On a souvent remarqué que Second se distinguait de son prédécesseur par l’effacement des références orientales. On dira plutôt qu’elles ne servent plus de faire-valoir et ne sont plus affichées en exergue des morceaux (il n’y a plus de transitions à base d’enregistrements de terrain), mais qu’elles sont digérées dans le discours global, où le son « west-coast » de l’ALLMAN BROTHERS BAND et GRATEFUL DEAD s’impose encore tout en se colorant d’accents jazzy par le biais de gammes modales. Et paradoxalement, c’est le seul morceau à la référence toute orientale, Laila, qui décline une orientation jazz-prog-fusion du meilleur effet, avec, dans sa seconde partie, une mélodie qui accroche l’oreille par son allure jubilatoire et sa résonance lumineuse.

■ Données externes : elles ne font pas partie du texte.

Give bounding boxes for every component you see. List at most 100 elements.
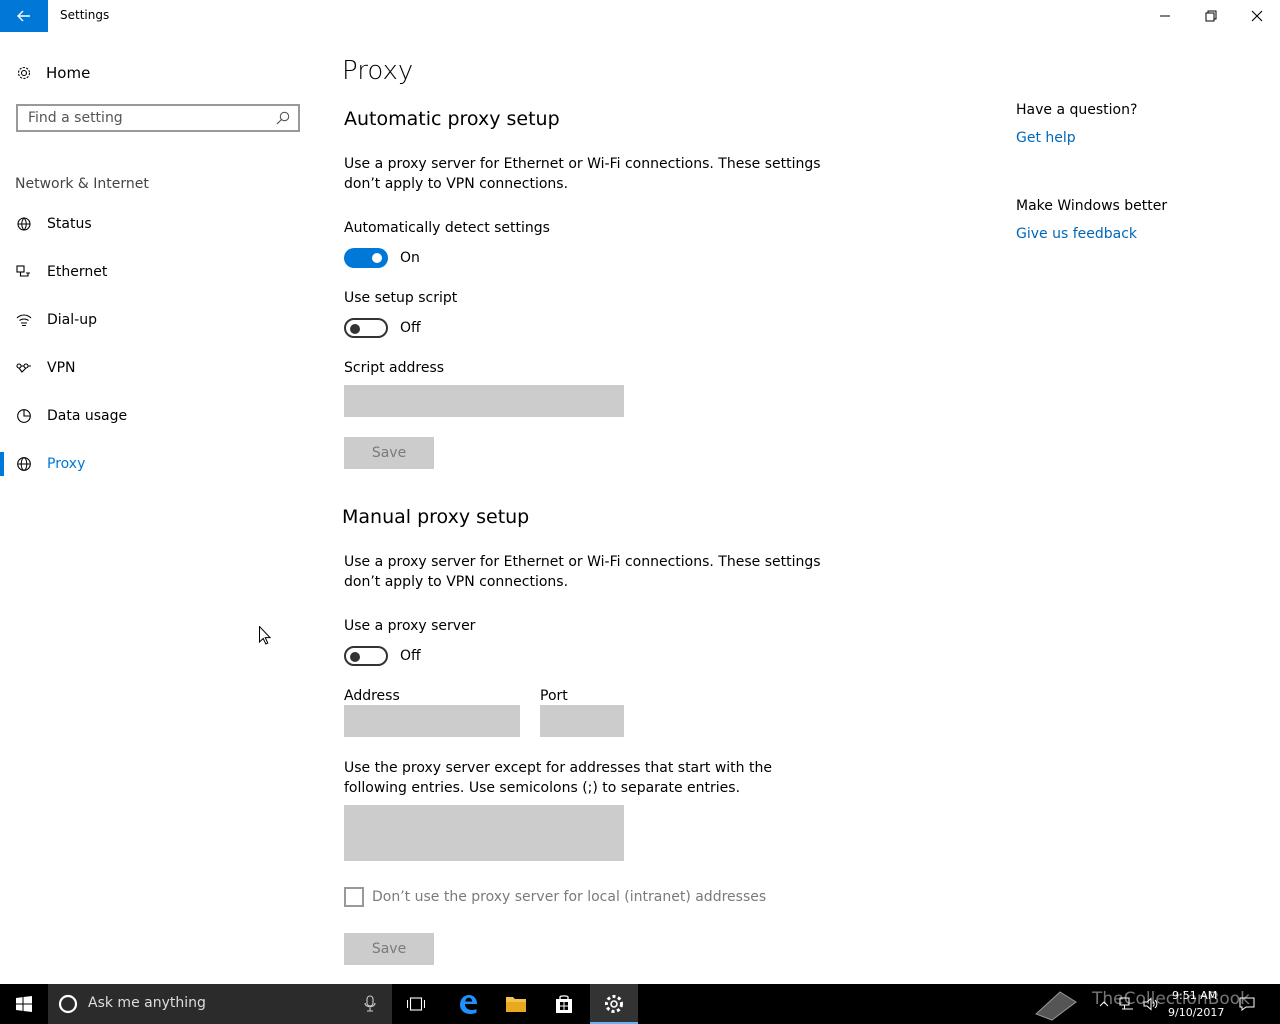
back-arrow-icon	[17, 10, 30, 22]
store-button[interactable]	[540, 984, 588, 1024]
sidebar-item-label: Dial-up	[47, 312, 97, 328]
exceptions-field[interactable]	[344, 805, 624, 861]
sidebar-item-dialup[interactable]: Dial-up	[0, 300, 320, 340]
sidebar-item-label: Data usage	[47, 408, 128, 424]
use-proxy-label: Use a proxy server	[344, 618, 476, 634]
dialup-icon	[16, 314, 32, 327]
exceptions-line2: following entries. Use semicolons (;) to…	[344, 780, 741, 796]
edge-icon	[460, 995, 477, 1014]
start-button[interactable]	[0, 984, 48, 1024]
clock-time[interactable]: 9:51 AM	[1172, 989, 1217, 1002]
close-button[interactable]	[1234, 0, 1280, 32]
file-explorer-button[interactable]	[492, 984, 540, 1024]
settings-taskbar-button[interactable]	[590, 984, 638, 1024]
restore-icon	[1205, 10, 1217, 22]
setup-script-label: Use setup script	[344, 290, 458, 306]
ethernet-icon	[16, 265, 30, 277]
store-icon	[556, 995, 572, 1013]
local-addresses-label: Don’t use the proxy server for local (in…	[372, 889, 767, 905]
volume-tray-button[interactable]	[1140, 984, 1162, 1024]
port-field[interactable]	[540, 705, 624, 737]
notification-icon	[1239, 997, 1255, 1011]
feedback-link[interactable]: Give us feedback	[1016, 226, 1137, 242]
script-address-field[interactable]	[344, 385, 624, 417]
setup-script-toggle[interactable]	[344, 318, 388, 338]
detect-settings-state: On	[400, 250, 420, 266]
chevron-up-icon	[1099, 1001, 1109, 1007]
sidebar-item-data-usage[interactable]: Data usage	[0, 396, 320, 436]
manual-heading: Manual proxy setup	[342, 506, 530, 528]
network-icon	[1119, 997, 1133, 1010]
watermark-book-icon	[1035, 991, 1077, 1021]
address-label: Address	[344, 688, 400, 704]
sidebar-item-label: Ethernet	[47, 264, 108, 280]
local-addresses-checkbox[interactable]	[344, 887, 364, 907]
search-icon	[276, 111, 290, 125]
sidebar-item-label: Status	[47, 216, 92, 232]
automatic-heading: Automatic proxy setup	[344, 108, 560, 130]
title-bar: Settings	[0, 0, 1280, 32]
cortana-search-box[interactable]: Ask me anything	[48, 984, 392, 1024]
window-title: Settings	[60, 8, 110, 22]
feedback-heading: Make Windows better	[1016, 198, 1168, 214]
script-address-label: Script address	[344, 360, 445, 376]
get-help-link[interactable]: Get help	[1016, 130, 1076, 146]
question-heading: Have a question?	[1016, 102, 1138, 118]
back-button[interactable]	[0, 0, 48, 32]
restore-button[interactable]	[1188, 0, 1234, 32]
manual-description-line2: don’t apply to VPN connections.	[344, 574, 569, 590]
automatic-description-line1: Use a proxy server for Ethernet or Wi-Fi…	[344, 156, 821, 172]
gear-icon	[17, 66, 31, 80]
taskbar: Ask me anything TheCollectionBook 9:51 A…	[0, 984, 1280, 1024]
folder-icon	[506, 997, 526, 1012]
edge-button[interactable]	[444, 984, 492, 1024]
home-link[interactable]: Home	[16, 62, 90, 84]
home-label: Home	[46, 64, 91, 82]
cortana-placeholder: Ask me anything	[88, 995, 206, 1011]
manual-save-button[interactable]: Save	[344, 933, 434, 965]
sidebar-item-label: VPN	[47, 360, 76, 376]
toggle-knob	[372, 253, 382, 263]
section-label: Network & Internet	[15, 176, 149, 192]
task-view-icon	[407, 997, 425, 1011]
tray-expand-button[interactable]	[1094, 984, 1114, 1024]
search-input[interactable]	[18, 106, 278, 130]
cortana-icon	[58, 994, 78, 1014]
settings-gear-icon	[605, 995, 623, 1013]
close-icon	[1251, 10, 1263, 22]
volume-icon	[1143, 997, 1158, 1011]
exceptions-line1: Use the proxy server except for addresse…	[344, 760, 772, 776]
clock-date[interactable]: 9/10/2017	[1168, 1006, 1224, 1019]
address-field[interactable]	[344, 705, 520, 737]
sidebar-item-ethernet[interactable]: Ethernet	[0, 252, 320, 292]
sidebar-item-label: Proxy	[47, 456, 86, 472]
windows-logo-icon	[16, 996, 32, 1012]
automatic-save-button[interactable]: Save	[344, 437, 434, 469]
detect-settings-label: Automatically detect settings	[344, 220, 550, 236]
automatic-description-line2: don’t apply to VPN connections.	[344, 176, 569, 192]
detect-settings-toggle[interactable]	[344, 248, 388, 268]
sidebar-item-proxy[interactable]: Proxy	[0, 444, 320, 484]
main-content: Proxy Automatic proxy setup Use a proxy …	[342, 32, 1002, 984]
toggle-knob	[350, 324, 360, 334]
minimize-button[interactable]	[1142, 0, 1188, 32]
vpn-icon	[16, 363, 31, 373]
search-box[interactable]	[16, 104, 300, 132]
sidebar-item-vpn[interactable]: VPN	[0, 348, 320, 388]
task-view-button[interactable]	[392, 984, 440, 1024]
globe-icon	[17, 457, 31, 471]
microphone-icon[interactable]	[364, 995, 376, 1013]
page-title: Proxy	[342, 56, 414, 86]
network-tray-button[interactable]	[1116, 984, 1138, 1024]
sidebar-item-status[interactable]: Status	[0, 204, 320, 244]
sidebar: Home Network & Internet Status Ethernet …	[0, 32, 320, 984]
minimize-icon	[1160, 15, 1170, 17]
status-icon	[17, 217, 31, 231]
mouse-cursor-icon	[259, 626, 271, 645]
setup-script-state: Off	[400, 320, 421, 336]
data-usage-icon	[17, 409, 31, 423]
toggle-knob	[350, 652, 360, 662]
use-proxy-toggle[interactable]	[344, 646, 388, 666]
action-center-button[interactable]	[1234, 984, 1260, 1024]
use-proxy-state: Off	[400, 648, 421, 664]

Propulsées par une section rythmique au diapason, les guitares s’envolent littéralement dans cette pièce devenue emblématique du répertoire d’AGITATION FREE, quasiment un « tube » puisqu’il existe pas moins de cinq versions de Laila officiellement publiées aujourd’hui !
Les synthétiseurs de Michael HOENIG ont toujours leur mot à dire, parfois avec discrétion, avec de simples nappes diaphanes mais essentielles, parfois en imposant une présence étrange, voire dérangeante, avec notamment ce Dialogue and Random bourré de distorsions extra-terrestres. Avec pareille abstraction, la déconnexion terrestre est assurée ! Elle ne fait que s’amplifier dans la face B du LP, qui se démarque de la face A par ses plages globalement plus évanescentes.
Des titres comme In The Silence of the Morning Sunrise et A Quiet Walk illustrent clairement la volonté du groupe de nous faire goûter aux délices de la sérénité pastorale, via une coloration plus folk donnée par le bouzouki que joue Lutz ULBRICH.
Et cette fois, ce n’est pas par des bruits de circulation que commence le premier morceau cité de cette face B, mais par des gazouillis d’oiseaux. Ça peut paraître assez cliché de prime abord, mais la new-age de relaxation n’existait pas encore et c’est véritablement une sensation de dépaysement qui s’empare de l’auditeur, convié à scruter un horizon une fois de plus inattendu chez AGITATION FREE, l’ « ambient (quasi) acoustique ». Du reste, dans le second morceau cité, le groupe parvient à une symbiose parfaite entre les cordes d’ULBRICH et de DIEZ et les sons de synthétiseur et d’orgue de HOENIG.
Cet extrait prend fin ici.